= John A. Parnell =

American academic

John A. Parnell (born November 20, 1964) is a professor of Management and Eminent Scholar in Business at the University of North Alabama. He held the William Henry Belk Chair of Management at the University of North Carolina, Pembroke from 2002 to 2019, where he also served as Interim Dean at the UNCP School of Business during the 2014–2015 academic year.

==Early life and education==
Born in Greenville, North Carolina, Parnell earned the BSBA (Marketing), MBA, and MA (Adult Education) degrees from East Carolina University, the Doctor of Education degree from Campbell University, and the Doctor of Philosophy degree in Strategic Management from the University of Memphis.

==Career==
Parnell owned and operated a small consumer electronics direct mail firm before pursuing a career in the academe. He received the 2002 H.M. Lafferty Distinguished Faculty Award at Texas A&M University–Commerce, the 2005 Adolph Dial Award for Scholarly & Creative Activity at UNC-Pembroke, the Peter Vaill Award for Service in 2006 and 2016, and the 2011 Spirit of Inquiry Award from the James G. Martin Center for Academic Renewal.
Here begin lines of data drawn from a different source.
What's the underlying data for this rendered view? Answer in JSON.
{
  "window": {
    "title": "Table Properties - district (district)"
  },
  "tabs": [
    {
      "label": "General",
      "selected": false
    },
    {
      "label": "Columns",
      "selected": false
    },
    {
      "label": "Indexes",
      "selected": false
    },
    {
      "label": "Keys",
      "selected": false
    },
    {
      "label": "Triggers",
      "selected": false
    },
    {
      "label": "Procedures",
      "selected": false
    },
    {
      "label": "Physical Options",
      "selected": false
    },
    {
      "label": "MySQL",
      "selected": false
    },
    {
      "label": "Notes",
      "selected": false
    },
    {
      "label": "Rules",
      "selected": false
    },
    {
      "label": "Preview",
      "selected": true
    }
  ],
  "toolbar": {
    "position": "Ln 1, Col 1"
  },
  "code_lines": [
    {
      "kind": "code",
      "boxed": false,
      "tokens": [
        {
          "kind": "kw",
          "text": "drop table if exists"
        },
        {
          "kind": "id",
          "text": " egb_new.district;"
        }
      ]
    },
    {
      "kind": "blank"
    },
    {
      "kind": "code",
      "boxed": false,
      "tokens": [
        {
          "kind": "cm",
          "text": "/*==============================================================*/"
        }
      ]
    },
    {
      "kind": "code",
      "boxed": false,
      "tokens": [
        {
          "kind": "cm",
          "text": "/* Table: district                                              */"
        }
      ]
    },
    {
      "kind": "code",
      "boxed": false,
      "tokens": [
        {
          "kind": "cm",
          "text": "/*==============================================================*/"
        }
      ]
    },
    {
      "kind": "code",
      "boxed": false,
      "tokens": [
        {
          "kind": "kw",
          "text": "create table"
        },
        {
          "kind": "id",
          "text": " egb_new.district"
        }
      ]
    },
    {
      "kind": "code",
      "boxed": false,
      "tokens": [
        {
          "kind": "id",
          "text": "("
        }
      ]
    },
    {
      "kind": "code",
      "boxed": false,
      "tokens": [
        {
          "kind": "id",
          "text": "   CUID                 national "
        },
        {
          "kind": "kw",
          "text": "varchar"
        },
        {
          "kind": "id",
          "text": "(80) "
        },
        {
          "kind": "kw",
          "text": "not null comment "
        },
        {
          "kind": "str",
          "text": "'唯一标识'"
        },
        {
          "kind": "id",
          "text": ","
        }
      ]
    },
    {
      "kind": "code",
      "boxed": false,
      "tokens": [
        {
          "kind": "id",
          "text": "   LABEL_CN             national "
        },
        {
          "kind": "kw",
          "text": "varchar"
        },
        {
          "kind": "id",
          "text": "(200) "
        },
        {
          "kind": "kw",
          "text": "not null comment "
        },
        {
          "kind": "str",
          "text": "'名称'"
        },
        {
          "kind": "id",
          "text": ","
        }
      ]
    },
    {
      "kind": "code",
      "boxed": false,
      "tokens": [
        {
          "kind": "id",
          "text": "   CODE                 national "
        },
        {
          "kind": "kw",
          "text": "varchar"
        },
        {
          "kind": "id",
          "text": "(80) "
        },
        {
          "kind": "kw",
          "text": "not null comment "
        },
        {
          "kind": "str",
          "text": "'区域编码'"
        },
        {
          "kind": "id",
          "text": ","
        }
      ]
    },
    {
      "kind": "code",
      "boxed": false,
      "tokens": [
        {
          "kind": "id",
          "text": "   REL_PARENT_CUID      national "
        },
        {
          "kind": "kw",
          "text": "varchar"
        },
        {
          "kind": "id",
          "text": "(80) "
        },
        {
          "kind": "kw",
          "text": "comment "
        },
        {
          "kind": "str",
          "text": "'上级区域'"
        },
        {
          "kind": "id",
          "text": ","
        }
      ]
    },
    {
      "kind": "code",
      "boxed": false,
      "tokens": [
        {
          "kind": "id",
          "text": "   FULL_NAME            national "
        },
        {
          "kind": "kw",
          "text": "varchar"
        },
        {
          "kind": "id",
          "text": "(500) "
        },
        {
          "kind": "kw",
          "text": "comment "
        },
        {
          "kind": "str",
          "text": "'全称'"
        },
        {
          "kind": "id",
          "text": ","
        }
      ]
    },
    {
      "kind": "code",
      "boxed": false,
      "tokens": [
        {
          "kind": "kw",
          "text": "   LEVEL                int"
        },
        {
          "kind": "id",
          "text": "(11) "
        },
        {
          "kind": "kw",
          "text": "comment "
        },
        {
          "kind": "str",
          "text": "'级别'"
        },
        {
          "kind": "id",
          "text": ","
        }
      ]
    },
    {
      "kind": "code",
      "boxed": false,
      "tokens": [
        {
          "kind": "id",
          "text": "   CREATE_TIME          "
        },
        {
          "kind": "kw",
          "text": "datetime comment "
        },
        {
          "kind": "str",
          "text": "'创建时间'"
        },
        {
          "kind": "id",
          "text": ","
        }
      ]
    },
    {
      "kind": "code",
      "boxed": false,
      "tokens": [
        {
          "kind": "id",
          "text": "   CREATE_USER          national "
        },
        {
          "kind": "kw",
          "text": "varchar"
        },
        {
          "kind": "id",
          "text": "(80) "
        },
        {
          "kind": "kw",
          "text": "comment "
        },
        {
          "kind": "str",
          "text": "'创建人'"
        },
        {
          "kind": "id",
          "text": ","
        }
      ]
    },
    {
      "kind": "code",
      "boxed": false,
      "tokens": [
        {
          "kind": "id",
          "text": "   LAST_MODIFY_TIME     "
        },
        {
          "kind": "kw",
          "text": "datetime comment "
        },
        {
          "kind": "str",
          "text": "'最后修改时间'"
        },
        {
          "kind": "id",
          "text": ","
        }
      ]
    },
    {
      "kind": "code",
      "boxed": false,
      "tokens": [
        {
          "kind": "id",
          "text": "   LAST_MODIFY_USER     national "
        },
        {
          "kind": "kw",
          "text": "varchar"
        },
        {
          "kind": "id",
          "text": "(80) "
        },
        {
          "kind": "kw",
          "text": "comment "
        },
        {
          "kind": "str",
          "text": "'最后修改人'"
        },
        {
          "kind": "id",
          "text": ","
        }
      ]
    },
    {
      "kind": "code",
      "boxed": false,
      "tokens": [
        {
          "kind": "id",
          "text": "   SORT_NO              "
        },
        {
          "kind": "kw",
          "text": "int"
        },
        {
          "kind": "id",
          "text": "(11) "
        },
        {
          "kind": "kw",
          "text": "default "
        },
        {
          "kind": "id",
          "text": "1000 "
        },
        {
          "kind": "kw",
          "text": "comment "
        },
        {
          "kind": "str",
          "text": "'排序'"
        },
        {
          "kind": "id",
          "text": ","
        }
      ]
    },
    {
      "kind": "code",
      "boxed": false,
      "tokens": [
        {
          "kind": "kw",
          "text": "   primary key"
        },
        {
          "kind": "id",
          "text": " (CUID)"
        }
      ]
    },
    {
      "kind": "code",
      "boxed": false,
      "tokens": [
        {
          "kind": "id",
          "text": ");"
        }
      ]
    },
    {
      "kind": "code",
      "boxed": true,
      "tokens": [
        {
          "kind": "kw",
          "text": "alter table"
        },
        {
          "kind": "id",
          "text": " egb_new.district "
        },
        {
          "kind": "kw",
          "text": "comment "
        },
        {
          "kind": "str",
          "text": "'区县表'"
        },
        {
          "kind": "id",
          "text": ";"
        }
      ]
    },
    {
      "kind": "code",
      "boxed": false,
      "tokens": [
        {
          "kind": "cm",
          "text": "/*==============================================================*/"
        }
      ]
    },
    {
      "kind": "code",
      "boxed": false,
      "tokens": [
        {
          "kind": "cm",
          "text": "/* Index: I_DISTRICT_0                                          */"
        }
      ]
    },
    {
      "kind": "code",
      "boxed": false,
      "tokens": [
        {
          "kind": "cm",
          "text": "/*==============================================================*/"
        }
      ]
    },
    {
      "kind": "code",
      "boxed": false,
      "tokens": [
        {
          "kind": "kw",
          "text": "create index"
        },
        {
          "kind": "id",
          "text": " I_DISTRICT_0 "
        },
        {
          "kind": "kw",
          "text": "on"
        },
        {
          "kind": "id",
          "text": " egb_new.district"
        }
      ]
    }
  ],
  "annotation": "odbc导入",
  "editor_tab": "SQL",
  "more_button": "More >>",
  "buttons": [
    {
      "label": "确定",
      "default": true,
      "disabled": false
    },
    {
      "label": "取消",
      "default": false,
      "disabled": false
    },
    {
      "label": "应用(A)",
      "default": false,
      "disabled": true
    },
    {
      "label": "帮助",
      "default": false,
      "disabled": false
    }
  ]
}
Parnell is the author of over 200 basic and applied research articles and published presentations. He is known for his work in competitive strategy, crisis management, business ethics, and nonmarket strategy. His work appears in numerous journals, including the Journal of Business Ethics, Academy of Management Learning and Education, Management Decision, Journal of Management Education, the European Journal of Management, and Strategic Change. He is a member of the Academy of Management and the Association of Private Enterprise Education (APEE).

Parnell has authored several textbooks and is the author of Strategic Management: Theory and Practice (2016, Academic Media Solutions, 5e), co-author of Crisis Management in the New Strategy Landscape (2013, Sage Publications, 2e), Journal of Contingencies and Crisis Management and co-editor of Business English (2010, Higher Education Press-Beijing, 2e).

Parnell served at the Fulbright Program in Cairo, Egypt in 1995. He has conducted lectures and executive development workshops in China, Egypt, Mexico, and Peru. He has lectured numerous times at China University of Geosciences and the EGADE Business School / Tecnologico de Monterrey.